Here, parents volunteer as reading tutors. They carry petitions door-to-door in the neighborhood, or hold house meetings to discuss upcoming school bond initiatives.

Parent Maribel Lara seems especially grateful for the new Alliance spirit. Small wonder: Once, a previous principal kicked her off school grounds.

"She didn't recognize me, even though I had been a teacher's aide for a year," laughs the dynamic mother of two, who often holds late-night house meetings with neighbors to discuss Lamar after returning from her two housekeeping jobs. "Before, I felt like I was a client. Now, I'm a partner."

Teachers say the proof of the Alliance's effect is in Lamar's reading scores. Two years ago, most of Lamar's second-graders couldn't read at all; now many second-graders are reading at a fifth-grade level. Circulation at the small library has tripled, and kids gather at the library door at 7:30 a.m., waiting for it to open at 8 a.m.

"It's not that the students didn't have the potential," explains Irma Perfecto, Lamar's aptly named new principal. "It's that the expectations were low."

Local church participation in the Alliance has raised some concerns about the separation of church and state. But organizers say churches in San Antonio and elsewhere can bring to public schools the same organizing power that African- American churches brought to the civil rights movement 30 years ago.

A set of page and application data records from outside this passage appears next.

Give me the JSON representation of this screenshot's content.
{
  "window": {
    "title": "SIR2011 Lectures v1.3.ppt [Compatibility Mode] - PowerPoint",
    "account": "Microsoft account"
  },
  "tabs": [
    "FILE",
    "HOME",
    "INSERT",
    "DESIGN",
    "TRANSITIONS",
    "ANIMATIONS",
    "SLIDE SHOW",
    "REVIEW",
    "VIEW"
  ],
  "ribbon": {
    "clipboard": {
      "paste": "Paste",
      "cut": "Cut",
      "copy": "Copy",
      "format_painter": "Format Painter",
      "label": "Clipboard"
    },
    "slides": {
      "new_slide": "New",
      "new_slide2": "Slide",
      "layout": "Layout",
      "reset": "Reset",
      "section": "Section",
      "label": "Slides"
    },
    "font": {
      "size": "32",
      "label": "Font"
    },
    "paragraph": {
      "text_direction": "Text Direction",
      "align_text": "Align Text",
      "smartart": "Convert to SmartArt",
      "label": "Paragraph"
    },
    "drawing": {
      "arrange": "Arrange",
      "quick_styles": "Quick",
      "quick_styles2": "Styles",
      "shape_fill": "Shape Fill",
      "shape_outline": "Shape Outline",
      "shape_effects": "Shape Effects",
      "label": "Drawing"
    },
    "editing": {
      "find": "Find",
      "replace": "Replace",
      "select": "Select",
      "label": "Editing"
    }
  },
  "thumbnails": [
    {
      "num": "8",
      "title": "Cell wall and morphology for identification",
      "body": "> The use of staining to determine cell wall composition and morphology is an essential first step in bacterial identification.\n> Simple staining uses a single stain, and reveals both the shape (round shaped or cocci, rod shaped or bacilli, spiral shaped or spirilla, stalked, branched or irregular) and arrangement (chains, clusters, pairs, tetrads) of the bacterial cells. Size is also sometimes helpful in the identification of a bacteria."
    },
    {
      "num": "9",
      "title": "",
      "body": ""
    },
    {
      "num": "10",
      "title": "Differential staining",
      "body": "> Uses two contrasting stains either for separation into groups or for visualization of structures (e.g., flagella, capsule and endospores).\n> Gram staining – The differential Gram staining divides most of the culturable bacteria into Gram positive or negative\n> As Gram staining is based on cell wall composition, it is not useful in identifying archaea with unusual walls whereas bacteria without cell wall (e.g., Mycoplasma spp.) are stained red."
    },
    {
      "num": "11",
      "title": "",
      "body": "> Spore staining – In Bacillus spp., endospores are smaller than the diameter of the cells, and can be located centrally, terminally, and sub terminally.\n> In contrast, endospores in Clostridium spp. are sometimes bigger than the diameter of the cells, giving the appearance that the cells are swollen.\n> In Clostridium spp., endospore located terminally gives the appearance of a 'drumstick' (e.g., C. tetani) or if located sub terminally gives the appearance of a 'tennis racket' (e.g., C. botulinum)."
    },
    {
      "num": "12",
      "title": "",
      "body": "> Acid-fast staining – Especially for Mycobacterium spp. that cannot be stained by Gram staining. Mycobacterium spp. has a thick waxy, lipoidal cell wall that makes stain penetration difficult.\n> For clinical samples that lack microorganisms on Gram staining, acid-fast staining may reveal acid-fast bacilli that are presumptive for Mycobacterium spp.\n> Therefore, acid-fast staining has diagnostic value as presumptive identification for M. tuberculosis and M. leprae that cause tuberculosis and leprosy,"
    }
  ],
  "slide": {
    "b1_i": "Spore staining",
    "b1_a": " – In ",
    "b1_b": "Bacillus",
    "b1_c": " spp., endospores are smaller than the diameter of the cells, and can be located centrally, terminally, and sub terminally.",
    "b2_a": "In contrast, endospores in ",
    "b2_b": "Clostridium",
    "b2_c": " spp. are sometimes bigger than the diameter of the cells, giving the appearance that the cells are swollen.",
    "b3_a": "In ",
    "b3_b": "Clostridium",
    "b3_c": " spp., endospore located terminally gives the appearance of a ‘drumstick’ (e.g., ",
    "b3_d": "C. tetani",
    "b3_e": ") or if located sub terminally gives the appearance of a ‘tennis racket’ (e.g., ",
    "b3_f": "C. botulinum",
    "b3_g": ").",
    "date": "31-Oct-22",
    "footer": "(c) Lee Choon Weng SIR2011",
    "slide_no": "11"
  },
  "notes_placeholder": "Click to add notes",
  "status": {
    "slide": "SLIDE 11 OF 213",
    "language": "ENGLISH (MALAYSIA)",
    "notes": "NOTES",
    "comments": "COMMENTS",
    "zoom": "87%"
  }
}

"Unlike people in the religious right, we don't want a theocracy," says Ernie Cortez, director of the nonpartisan Texas Industrial Areas Foundation in Austin. "What we are trying to do is recreate civil society and the capacity of adults to exert moral authority in public schools."

Churches are also more likely to stick around long after America's current superintendents have retired or moved on.

"We have a hero culture, so we want somebody to go in there ... and take names," he says with a smile. "But most creative activities take the collaboration of a whole bunch of people."

But while the Alliance aims at changing the long-term culture of schools, San Antonio has seen its most immediate results from the nonprofit Education Partnership scholarship program, which helped Mrs. Guzik and Mr. Posadas.

Nearly 3,000 of the corporate-sponsored scholarships have been awarded since 1989, when the San Antonio-based initiative began. Sixty percent of the recipients are the first in their families to graduate from high school or attend college. Dropout rates for seniors have fallen 10 percent, and the percentage of students who graduate with B averages and good attendance has jumped from 19 percent in 1989 to 50 percent last year.

Discovering a flair

For his part, Posadas says the Education Partnership was the first hint that he might have an academic bone or two in his body.

"That made a big difference. In my senior year, I really buckled down," says Posadas, now a counselor at Our Lady of the Lake University in San Antonio. "I surprised so many people, most of all myself."

As a first-grade teacher, Guzik says she can give the sort of advice to parents that she couldn't get at home.

"I tell them, 'In rich schools, the parents read to their children every day, they take them to the museum and the library,' " she says, occasionally pausing to translate for her Spanish-speaking mother, Dora Rendon. "It's not that they don't love their children, they just don't know how to help them learn."

Then, after a long, patient silence, Guzik's mother offers her view of what her daughter's life would have been like without college. (Laura did marry, but not her high school sweetheart.)

"You would have been trapped," says Mrs. Rendon in even tones, "married with children, just making enough to make ends meet." After translating, Guzik smiles: "She's right."